His last outing against Francis Marion, GSW couldn’t take advantage of two bases-loaded situations and lost 4-3 in 10 innings.
“I kind of quote the coach from Francis Marion when I say Ryan keeps coming at you,” said McLain. “He’s commanded the strike zone very well his last three outings, and he’s kind of sneaky with his velocity. He doesn’t look like he throws as hard as he does, and he spots his fast ball really well. He keeps challenging hitters. He’s giving us a chance to make plays in the field and not putting us in bad spots with a bunch of walks.”
Brandon Reeder and Corey Hawes have done the work in middle relief, with Hawes maintaining a 2.04 ERA.
Georgia College beat up the entire GSW staff during a 3-game sweep, but it’s been able to rebound since that series, especially the relievers.
“They’ve come out and got guys out or managed the inning, giving up one run or two and held the teams for the most part scoreless to give us a chance to come back if we’re down,” said McLain. “Both Corey and Brandon challenge the strike zone. These guys are experienced, road-tested and can throw in any spot. We know they’ll give their best effort whatever the end result.”
Chris Carroll was the closer until the end of the season when he started 3 of 4 games. He took a line drive off his foot against Francis Marion, but McLain expects him to be 100 percent by Saturday.
The Patriots are fourth in batting average, next to last in walks drawn and have the fewest strikeouts in the conference. Shortstop/pitcher Barrett Kleinknecht heads the FMU offense, batting .352 with 17 doubles, 11 home runs and 42 RBI.
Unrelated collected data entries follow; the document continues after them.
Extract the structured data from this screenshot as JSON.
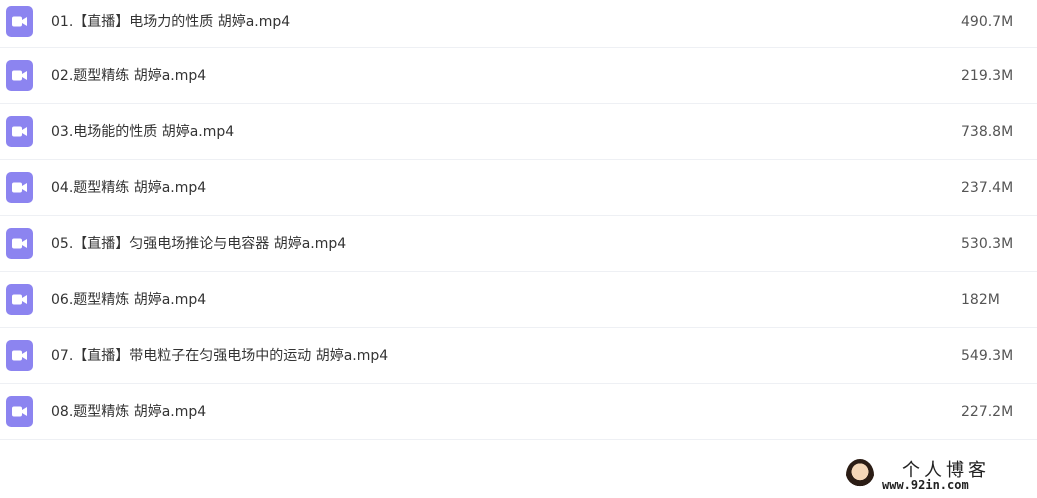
{
  "files": [
    {
      "name": "01.【直播】电场力的性质 胡婷a.mp4",
      "size": "490.7M",
      "icon": "video-file-icon"
    },
    {
      "name": "02.题型精练 胡婷a.mp4",
      "size": "219.3M",
      "icon": "video-file-icon"
    },
    {
      "name": "03.电场能的性质 胡婷a.mp4",
      "size": "738.8M",
      "icon": "video-file-icon"
    },
    {
      "name": "04.题型精练 胡婷a.mp4",
      "size": "237.4M",
      "icon": "video-file-icon"
    },
    {
      "name": "05.【直播】匀强电场推论与电容器 胡婷a.mp4",
      "size": "530.3M",
      "icon": "video-file-icon"
    },
    {
      "name": "06.题型精炼 胡婷a.mp4",
      "size": "182M",
      "icon": "video-file-icon"
    },
    {
      "name": "07.【直播】带电粒子在匀强电场中的运动 胡婷a.mp4",
      "size": "549.3M",
      "icon": "video-file-icon"
    },
    {
      "name": "08.题型精炼 胡婷a.mp4",
      "size": "227.2M",
      "icon": "video-file-icon"
    }
  ],
  "watermark": {
    "title": "个人博客",
    "url": "www.92in.com"
  },
  "colors": {
    "icon_bg": "#8c84f0",
    "text": "#333333",
    "divider": "#eef0f4"
  }
}
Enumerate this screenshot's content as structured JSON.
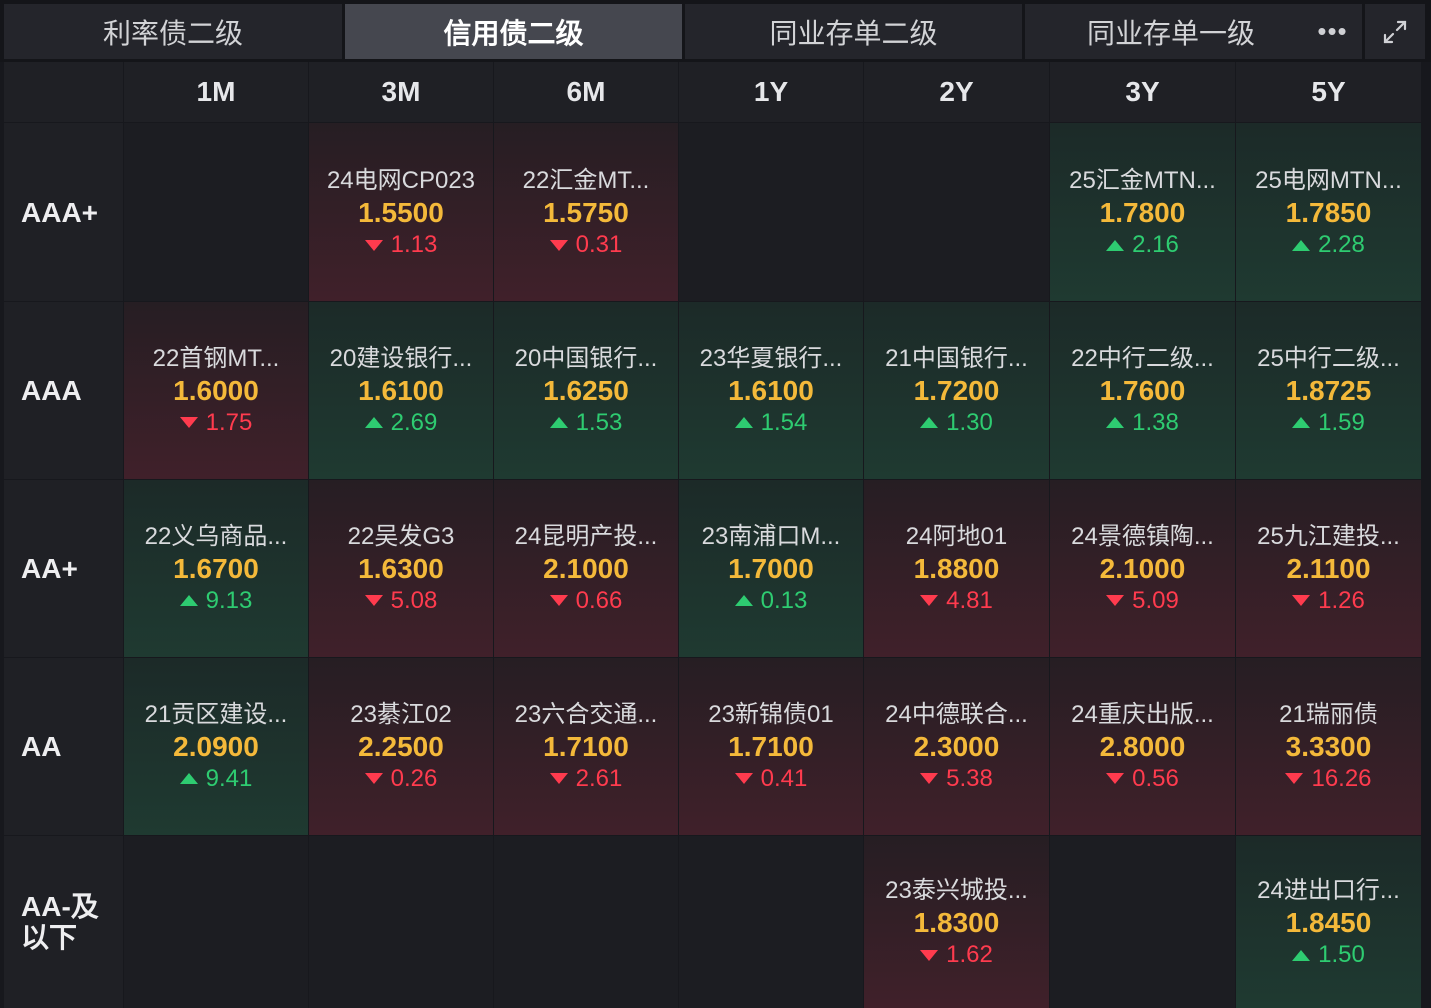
{
  "tabs": [
    "利率债二级",
    "信用债二级",
    "同业存单二级",
    "同业存单一级"
  ],
  "active_tab": 1,
  "more_label": "•••",
  "columns": [
    "1M",
    "3M",
    "6M",
    "1Y",
    "2Y",
    "3Y",
    "5Y"
  ],
  "rows": [
    {
      "label": "AAA+",
      "cells": [
        null,
        {
          "name": "24电网CP023",
          "value": "1.5500",
          "change": "1.13",
          "dir": "down"
        },
        {
          "name": "22汇金MT...",
          "value": "1.5750",
          "change": "0.31",
          "dir": "down"
        },
        null,
        null,
        {
          "name": "25汇金MTN...",
          "value": "1.7800",
          "change": "2.16",
          "dir": "up"
        },
        {
          "name": "25电网MTN...",
          "value": "1.7850",
          "change": "2.28",
          "dir": "up"
        }
      ]
    },
    {
      "label": "AAA",
      "cells": [
        {
          "name": "22首钢MT...",
          "value": "1.6000",
          "change": "1.75",
          "dir": "down"
        },
        {
          "name": "20建设银行...",
          "value": "1.6100",
          "change": "2.69",
          "dir": "up"
        },
        {
          "name": "20中国银行...",
          "value": "1.6250",
          "change": "1.53",
          "dir": "up"
        },
        {
          "name": "23华夏银行...",
          "value": "1.6100",
          "change": "1.54",
          "dir": "up"
        },
        {
          "name": "21中国银行...",
          "value": "1.7200",
          "change": "1.30",
          "dir": "up"
        },
        {
          "name": "22中行二级...",
          "value": "1.7600",
          "change": "1.38",
          "dir": "up"
        },
        {
          "name": "25中行二级...",
          "value": "1.8725",
          "change": "1.59",
          "dir": "up"
        }
      ]
    },
    {
      "label": "AA+",
      "cells": [
        {
          "name": "22义乌商品...",
          "value": "1.6700",
          "change": "9.13",
          "dir": "up"
        },
        {
          "name": "22吴发G3",
          "value": "1.6300",
          "change": "5.08",
          "dir": "down"
        },
        {
          "name": "24昆明产投...",
          "value": "2.1000",
          "change": "0.66",
          "dir": "down"
        },
        {
          "name": "23南浦口M...",
          "value": "1.7000",
          "change": "0.13",
          "dir": "up"
        },
        {
          "name": "24阿地01",
          "value": "1.8800",
          "change": "4.81",
          "dir": "down"
        },
        {
          "name": "24景德镇陶...",
          "value": "2.1000",
          "change": "5.09",
          "dir": "down"
        },
        {
          "name": "25九江建投...",
          "value": "2.1100",
          "change": "1.26",
          "dir": "down"
        }
      ]
    },
    {
      "label": "AA",
      "cells": [
        {
          "name": "21贡区建设...",
          "value": "2.0900",
          "change": "9.41",
          "dir": "up"
        },
        {
          "name": "23綦江02",
          "value": "2.2500",
          "change": "0.26",
          "dir": "down"
        },
        {
          "name": "23六合交通...",
          "value": "1.7100",
          "change": "2.61",
          "dir": "down"
        },
        {
          "name": "23新锦债01",
          "value": "1.7100",
          "change": "0.41",
          "dir": "down"
        },
        {
          "name": "24中德联合...",
          "value": "2.3000",
          "change": "5.38",
          "dir": "down"
        },
        {
          "name": "24重庆出版...",
          "value": "2.8000",
          "change": "0.56",
          "dir": "down"
        },
        {
          "name": "21瑞丽债",
          "value": "3.3300",
          "change": "16.26",
          "dir": "down"
        }
      ]
    },
    {
      "label": "AA-及以下",
      "cells": [
        null,
        null,
        null,
        null,
        {
          "name": "23泰兴城投...",
          "value": "1.8300",
          "change": "1.62",
          "dir": "down"
        },
        null,
        {
          "name": "24进出口行...",
          "value": "1.8450",
          "change": "1.50",
          "dir": "up"
        }
      ]
    }
  ],
  "colors": {
    "up": "#2ecc71",
    "down": "#ff3b4e",
    "value": "#f4b93a"
  },
  "icons": {
    "more": "ellipsis-icon",
    "expand": "expand-arrows-icon"
  }
}
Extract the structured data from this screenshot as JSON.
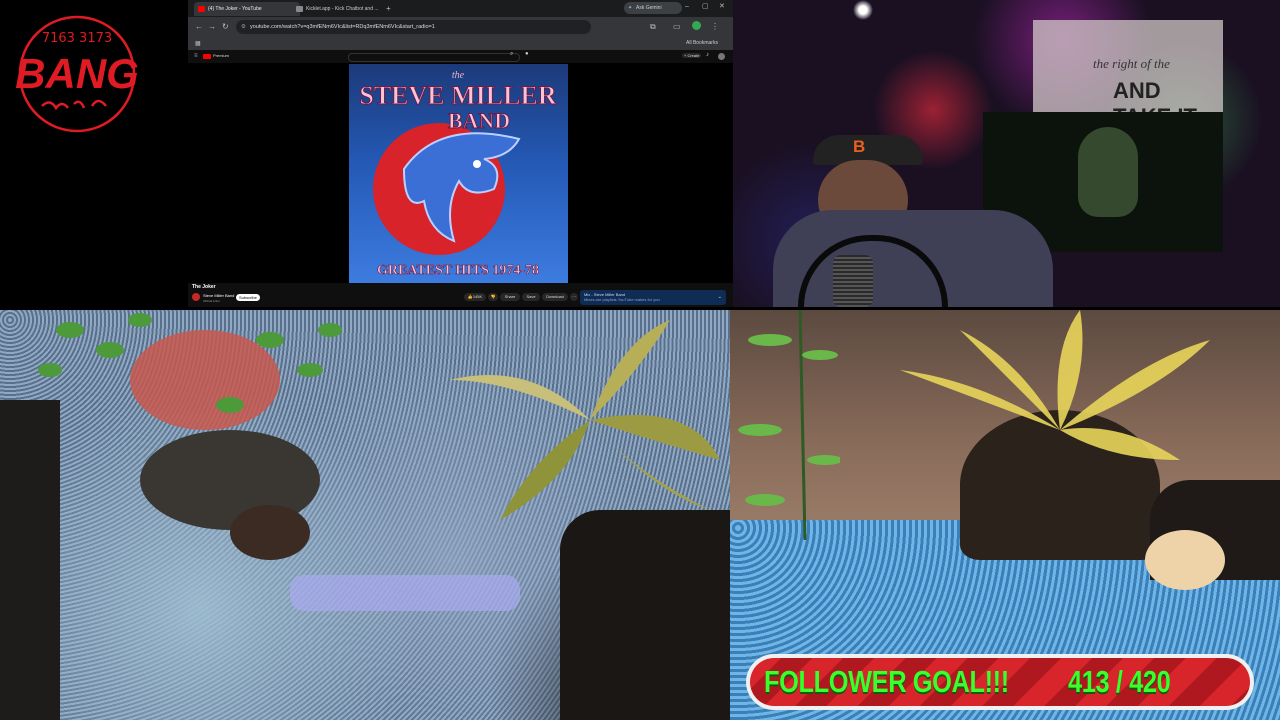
{
  "logo": {
    "text": "BANG",
    "ring_text": "7163 3173"
  },
  "browser": {
    "tabs": [
      {
        "label": "(4) The Joker - YouTube",
        "active": true
      },
      {
        "label": "Kicklet.app - Kick Chatbot and ...",
        "active": false
      }
    ],
    "ask_button": "Ask Gemini",
    "url": "youtube.com/watch?v=q3mfENm6VIc&list=RDq3mfENm6VIc&start_radio=1",
    "all_bookmarks": "All Bookmarks",
    "youtube_brand": "Premium",
    "create_button": "+ Create",
    "album": {
      "band_top": "the",
      "band_title": "STEVE MILLER",
      "band_sub": "BAND",
      "album_title": "GREATEST HITS 1974-78"
    },
    "video_title": "The Joker",
    "channel": "Steve Miller Band",
    "subscribers": "Official Artist",
    "subscribe_label": "Subscribe",
    "actions": {
      "likes": "145K",
      "share": "Share",
      "save": "Save",
      "download": "Download"
    },
    "up_next": {
      "title": "Mix - Steve Miller Band",
      "subtitle": "Mixes are playlists YouTube makes for you"
    }
  },
  "cam": {
    "banner_text": "AND TAKE IT",
    "banner_line": "the right of the"
  },
  "goal": {
    "label": "FOLLOWER GOAL!!!",
    "count": "413 / 420",
    "current": 413,
    "target": 420
  },
  "colors": {
    "goal_text": "#39ff2c",
    "goal_bar": "#d8242b",
    "logo_red": "#e01b24"
  }
}
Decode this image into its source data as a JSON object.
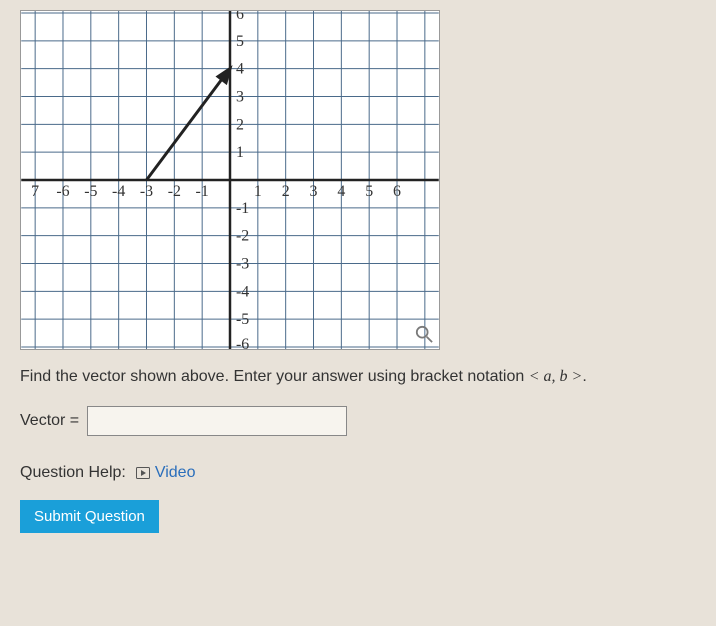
{
  "prompt_text_pre": "Find the vector shown above. Enter your answer using bracket notation ",
  "prompt_math": "< a, b >",
  "prompt_text_post": ".",
  "vector_label": "Vector =",
  "vector_value": "",
  "help_label": "Question Help:",
  "video_link_text": "Video",
  "submit_label": "Submit Question",
  "chart_data": {
    "type": "vector-plot",
    "x_ticks": [
      -7,
      -6,
      -5,
      -4,
      -3,
      -2,
      -1,
      1,
      2,
      3,
      4,
      5,
      6
    ],
    "y_ticks": [
      6,
      5,
      4,
      3,
      2,
      1,
      -1,
      -2,
      -3,
      -4,
      -5,
      -6
    ],
    "xlim": [
      -7,
      7
    ],
    "ylim": [
      -7,
      7
    ],
    "vector": {
      "tail": [
        -3,
        0
      ],
      "head": [
        0,
        4
      ]
    }
  }
}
“You try to put things where you don’t leave it up to him,” said McLain. “You work it to where the other guys have to do their jobs. The fact they don’t walk much and strike out much, they’re swinging at a lot of pitches. If we command the strike zone and don’t let them get comfortable of picking and choosing and knowing the pitches you have to throw because of the counts you’re in, I think we can have success against them and most teams.
“I like where we’re at and what we’re doing. I tell the guys all the time don’t worry about their team, worry about ourselves and do what we do.”